Dados da Vigitel Brasil 2023 mostram que a frequência de adultos pesquisados que declararam o consumo de refrigerantes em cinco ou mais dias da semana variou entre a mínima de 7,0% em Salvador e a máxima de 24,1% em Curitiba. De 2007 a 2023, houve uma redução de 51,8% no consumo regular de refrigerantes. Na contramão desse dado, a obesidade aumentou em 105,9% no país, de 2006 a 2023. "Este não pode ser um marcador para alimentação. Não é o refrigerante o problema, é o alto consumo de caloria. Se como muita pizza, mesmo que eu não beba açucarados, eu vou engordar", explica Terra.
A pesquisa é realizada desde 2006 e apresenta um retrato da população brasileira sobre fatores de proteção e de risco para o desenvolvimento de doenças crônicas não transmissíveis (DCNT), como hábitos alimentares, prática de atividades físicas, uso de telas, realização de exames preventivos de alguns tipos de câncer, uso nocivo de álcool, tabagismo, além de abordar DCNTs já instaladas, como diabetes e hipertensão.
O estudo Obesidade e Consumo das Famílias Brasileiras - Diagnóstico e Implicações para Políticas Públicas, da Escola de Economia de São Paulo (EESP) da FGV analisa a relação da obesidade com questões econômicas. Segundo o texto, por padrão, alguns poucos produtos (com diversas exceções) são eleitos como vilões, "em um debate em que parece prevalecer a mobilização de opinião pública em detrimento das considerações de natureza nutricional", aponta o texto, que a obesidade é um fenômeno complexo e multifacetado e eleger poucos itens do consumo alimentar como vilões mimimiza e simplifica a discussão.

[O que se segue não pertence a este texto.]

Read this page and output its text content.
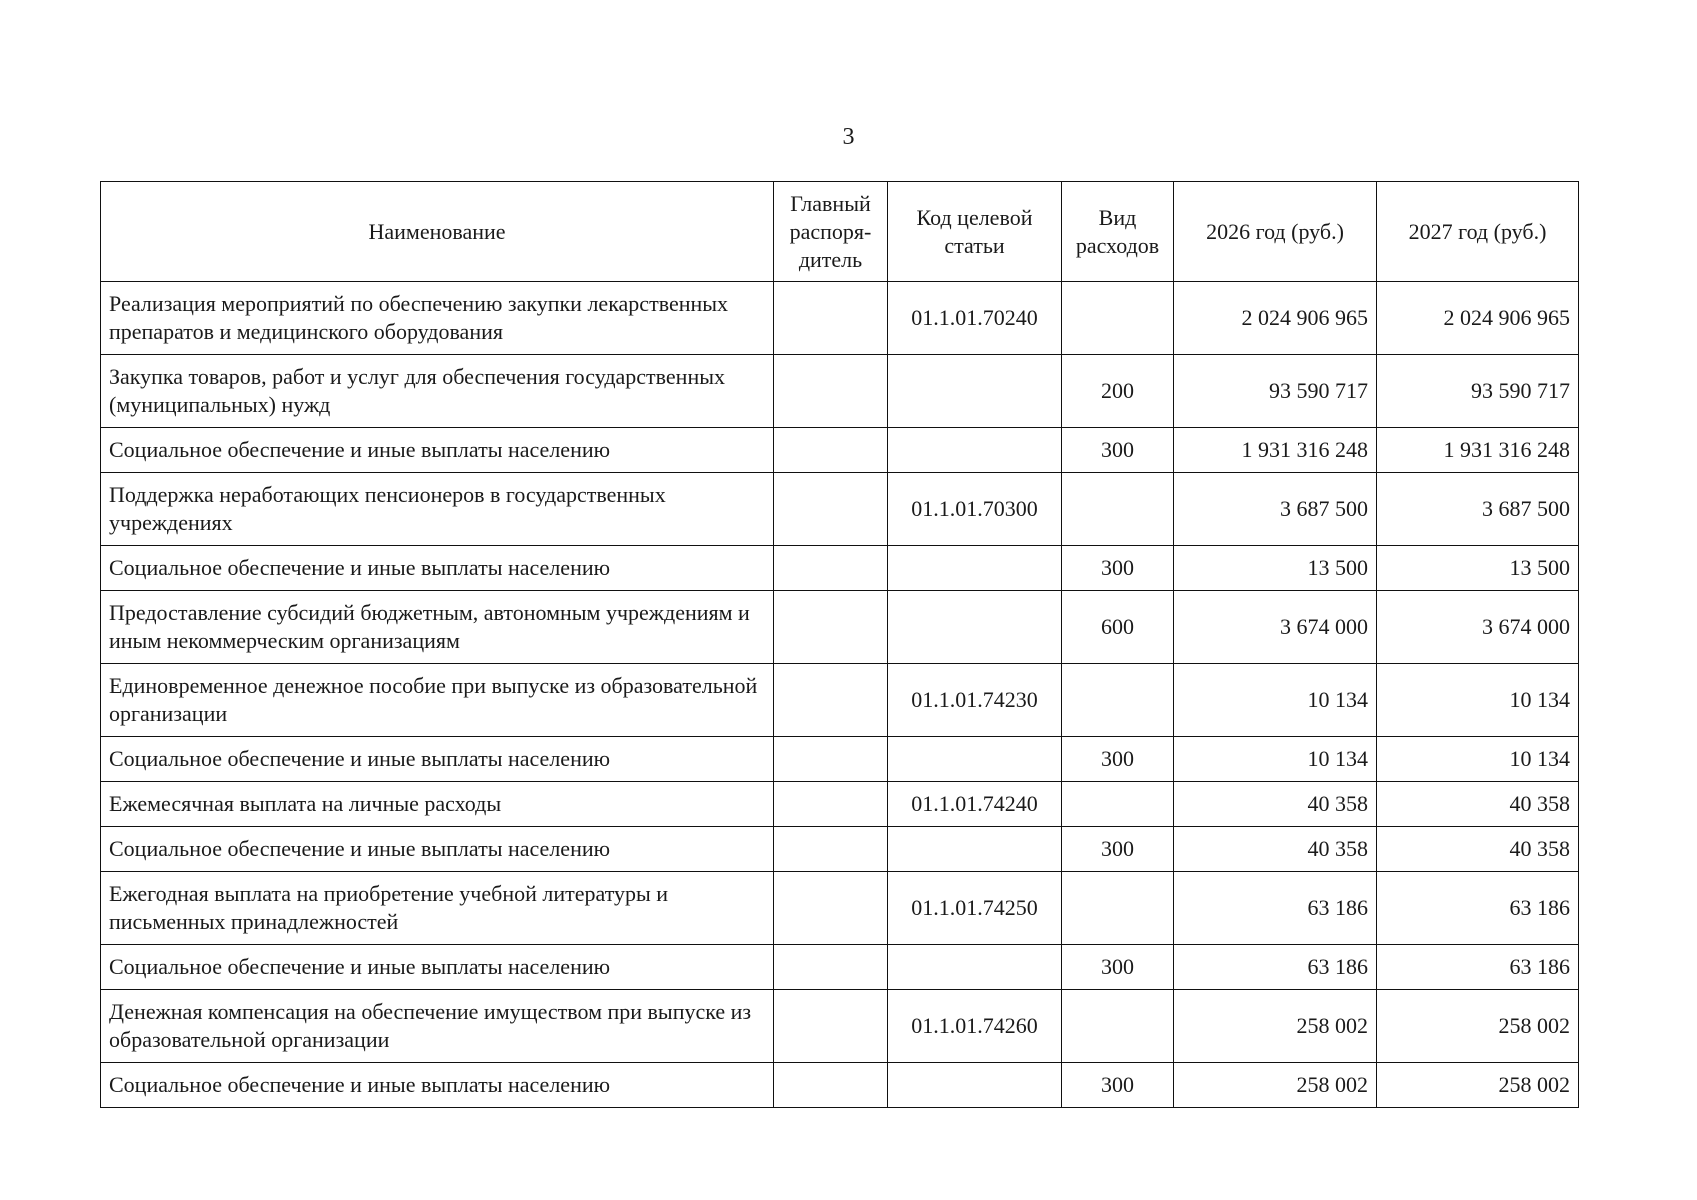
3
Наименование	Главный распоря-дитель	Код целевой статьи	Вид расходов	2026 год (руб.)	2027 год (руб.)
Реализация мероприятий по обеспечению закупки лекарственных препаратов и медицинского оборудования		01.1.01.70240		2 024 906 965	2 024 906 965
Закупка товаров, работ и услуг для обеспечения государственных (муниципальных) нужд			200	93 590 717	93 590 717
Социальное обеспечение и иные выплаты населению			300	1 931 316 248	1 931 316 248
Поддержка неработающих пенсионеров в государственных учреждениях		01.1.01.70300		3 687 500	3 687 500
Социальное обеспечение и иные выплаты населению			300	13 500	13 500
Предоставление субсидий бюджетным, автономным учреждениям и иным некоммерческим организациям			600	3 674 000	3 674 000
Единовременное денежное пособие при выпуске из образовательной организации		01.1.01.74230		10 134	10 134
Социальное обеспечение и иные выплаты населению			300	10 134	10 134
Ежемесячная выплата на личные расходы		01.1.01.74240		40 358	40 358
Социальное обеспечение и иные выплаты населению			300	40 358	40 358
Ежегодная выплата на приобретение учебной литературы и письменных принадлежностей		01.1.01.74250		63 186	63 186
Социальное обеспечение и иные выплаты населению			300	63 186	63 186
Денежная компенсация на обеспечение имуществом при выпуске из образовательной организации		01.1.01.74260		258 002	258 002
Социальное обеспечение и иные выплаты населению			300	258 002	258 002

"A partir dos dados da Vigitel, o documento aponta que a comida não seria o ponto crítico para o sobrepeso, mas sim o conjunto de fatores do cotidiano como trabalho, sedentarismo, perigos da cidade, tempo de tela, depressão. E tem a bebida alcoólica, que ninguém tá chamando atenção para o crescimento do consumo, que já é sobretaxado no país", comenta a diretora da SBAN.
A abordagem se mostra ineficiente em todo o mundo porque seus efeitos são facilmente mitigados pela substituição de um bem escolhido pela legislação por outro não abrangido, de igual ou pior conteúdo calórico. "O cidadão pode simplesmente mudar de uma marca para outra mais barata. Aumentar impostos já falhou comprovadamente dentro da experiência internacional", assinala.

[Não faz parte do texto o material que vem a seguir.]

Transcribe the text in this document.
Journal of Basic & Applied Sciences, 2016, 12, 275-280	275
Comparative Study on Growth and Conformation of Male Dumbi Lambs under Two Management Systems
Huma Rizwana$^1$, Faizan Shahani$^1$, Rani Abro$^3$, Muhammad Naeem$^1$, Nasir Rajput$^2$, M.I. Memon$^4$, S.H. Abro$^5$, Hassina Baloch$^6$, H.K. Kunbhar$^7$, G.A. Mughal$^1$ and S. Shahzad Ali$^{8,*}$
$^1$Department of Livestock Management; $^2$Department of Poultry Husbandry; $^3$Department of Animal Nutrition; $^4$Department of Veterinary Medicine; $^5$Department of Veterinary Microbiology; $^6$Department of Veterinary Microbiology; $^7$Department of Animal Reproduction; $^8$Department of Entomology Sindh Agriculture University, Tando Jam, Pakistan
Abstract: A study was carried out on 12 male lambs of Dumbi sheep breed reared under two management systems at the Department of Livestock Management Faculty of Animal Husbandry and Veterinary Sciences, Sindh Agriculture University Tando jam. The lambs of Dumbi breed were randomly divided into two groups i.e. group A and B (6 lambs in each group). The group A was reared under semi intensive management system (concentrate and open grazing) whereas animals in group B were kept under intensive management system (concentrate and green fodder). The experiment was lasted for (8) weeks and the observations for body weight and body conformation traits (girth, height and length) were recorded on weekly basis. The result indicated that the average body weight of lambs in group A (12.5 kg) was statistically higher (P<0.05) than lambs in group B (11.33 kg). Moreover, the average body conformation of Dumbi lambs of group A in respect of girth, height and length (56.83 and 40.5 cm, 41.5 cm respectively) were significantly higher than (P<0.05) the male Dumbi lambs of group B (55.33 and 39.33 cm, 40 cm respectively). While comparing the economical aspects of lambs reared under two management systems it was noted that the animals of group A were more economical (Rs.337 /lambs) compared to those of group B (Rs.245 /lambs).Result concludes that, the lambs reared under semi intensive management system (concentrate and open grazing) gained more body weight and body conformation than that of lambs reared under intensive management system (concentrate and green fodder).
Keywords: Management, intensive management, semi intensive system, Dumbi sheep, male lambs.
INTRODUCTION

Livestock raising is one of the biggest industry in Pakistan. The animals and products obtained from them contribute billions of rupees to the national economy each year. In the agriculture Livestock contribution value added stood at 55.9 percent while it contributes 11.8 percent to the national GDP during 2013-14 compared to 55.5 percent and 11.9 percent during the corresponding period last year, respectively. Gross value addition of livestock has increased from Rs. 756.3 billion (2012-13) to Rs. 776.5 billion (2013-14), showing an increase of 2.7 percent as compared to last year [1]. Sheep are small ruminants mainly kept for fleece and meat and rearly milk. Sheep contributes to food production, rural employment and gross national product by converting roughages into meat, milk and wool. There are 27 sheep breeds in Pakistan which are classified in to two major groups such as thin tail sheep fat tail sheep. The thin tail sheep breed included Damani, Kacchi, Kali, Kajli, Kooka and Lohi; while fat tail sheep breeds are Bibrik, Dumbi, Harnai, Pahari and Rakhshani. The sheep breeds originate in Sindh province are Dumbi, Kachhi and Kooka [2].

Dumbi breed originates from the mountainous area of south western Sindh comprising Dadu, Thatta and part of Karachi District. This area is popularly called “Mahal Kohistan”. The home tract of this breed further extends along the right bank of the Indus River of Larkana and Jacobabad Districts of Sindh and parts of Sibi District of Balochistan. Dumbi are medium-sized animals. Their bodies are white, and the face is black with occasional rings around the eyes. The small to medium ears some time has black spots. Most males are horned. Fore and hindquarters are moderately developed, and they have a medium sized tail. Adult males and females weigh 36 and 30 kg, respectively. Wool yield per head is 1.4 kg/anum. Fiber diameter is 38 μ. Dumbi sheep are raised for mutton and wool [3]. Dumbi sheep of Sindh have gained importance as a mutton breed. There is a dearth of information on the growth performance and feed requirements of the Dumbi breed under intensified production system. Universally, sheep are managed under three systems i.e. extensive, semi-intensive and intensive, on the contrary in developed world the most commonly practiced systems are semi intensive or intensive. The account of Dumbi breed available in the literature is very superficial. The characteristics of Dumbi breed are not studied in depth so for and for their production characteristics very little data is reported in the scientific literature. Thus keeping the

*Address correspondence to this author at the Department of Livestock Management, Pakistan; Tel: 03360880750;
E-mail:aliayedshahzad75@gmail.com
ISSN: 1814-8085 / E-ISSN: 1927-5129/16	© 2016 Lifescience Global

Outro viés vem do estudo da FGV: "Fala-se muito em tributar menos os sucos naturais, mesmo cientes de que esses também possuem alto teor de açúcar. A título de ilustração extrema, caldo de cana é um suco natural. A ingestão de sucos naturais de diversas outras frutas, como de melancia e de laranja, tem acelerada absorção de açúcares no sangue. Ainda vale o registro do alto teor de agrotóxico presente em frutas, verduras e legumes no Brasil." Para pesquisadores, a dificuldade no uso de uma tributação muito específica está relacionada à limitação de sua intervenção em relação à alimentação como um todo, seu caráter regressivo e pouco educativo, ao contrário de abordagens mais abrangentes.
"Quando se trata de um tributo específico e seletivo como o de bebidas adoçadas ou alimentos hipercalóricos, não se encontrará, na experiência internacional, um exemplo tão abrangente a ponto de contemplar todos os produtos com elevado teor de açúcar, de sal e de gorduras", diz.
O relatório da FGV apresenta um detalhado estudo sobre prevalência da obesidade no Brasil, a partir de banco de dados conforme a Pesquisa Nacional de Saúde (PNS), edições de 2013 e 2019, produzida pelo IBGE, em convênio com o Ministério da Saúde, e da Pesquisa de Orçamento Familiar (POF), em sua última edição de 2018.